Moral capital involves shared moral aspirations and norms, which for most of our founders was our human, legislative effort to approximate a transcendent moral order. I have been arguing that such moral capital is part of the common good. Here, however, the court tells us that liberty must mean that there is no common good: Each of us is locked in the prison of our own self-created moral universe. We are, each of us, lords of the world, divine legislators. There is no transcendent truth, no common truth, just myriad individual truths.
Where does the right to privacy go from here? As our culture continues to “progress” and old inhibitions are cast off, what boundaries — what guardrails — will be left? In his 1995 book Rethinking Life and Death, Princeton professor Peter Singer liberates moral theory and practice from any truths that pose an obstacle to our will to power and control. In that book he champions “neonaticide” — that is, the legal destruction of newborn human beings with physical handicaps up through the 28th day after birth. Singer has been dubbed by his critics “Professor Death” — but he professes his views from a tenured chair at Princeton.

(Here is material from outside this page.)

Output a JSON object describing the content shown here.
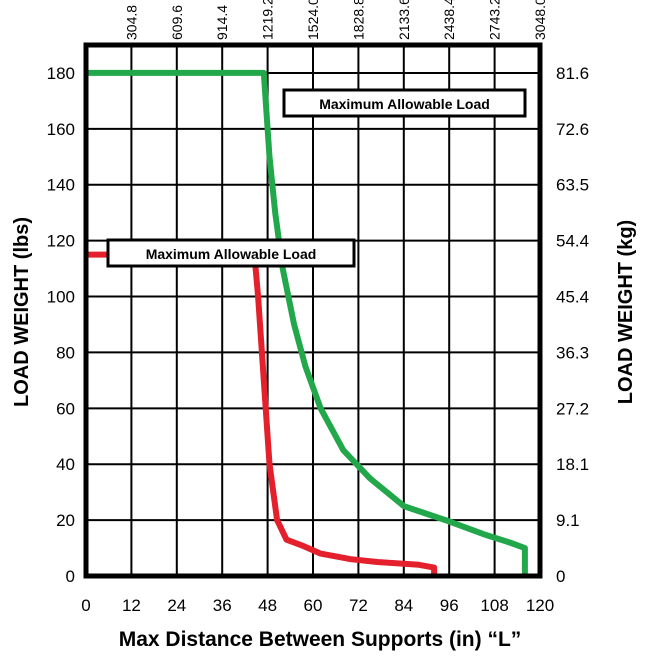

Is Singer alone in promoting such a radical “concept of existence, of meaning, of the universe, and of the mystery of human life”? Unfortunately, he is not. Steven Pinker, a professor of psychology at Harvard, suggests that
we need a clear boundary to confer personhood on a human being and grant it a right to life. . . . [T]he right to life must come . . . from morally significant traits that we humans happen to possess. One such trait is having a sequence of experiences that defines us as individuals and connects us to other people. Other traits include an ability to reflect on ourselves as a continuous locus of consciousness, to form and savor plans for the future, to dread death and to express the choice not to die.
Under his definition a newborn is not human, and therefore the reality Pinker constructs would allow for neonaticide as well. Pinker points to that conclusion himself: “[S]everal moral philosophers have concluded that neonates are not persons . . . and thus neonaticide should not be classified as murder.”
How long will it be
before the Supreme Court “discovers” that voices like Singer’s and Pinker’s,
coming as they do from some of our most elite educational institutions,
represent the evolving “[collective] conscience of our people” and bring us
yet another expansion of the right to privacy?
— Senator Rick Santorum is the junior United States senator from Pennsylvania. Chairman of the Senate Republican Conference, he is the third-highest-ranking Republican in the U.S. Senate.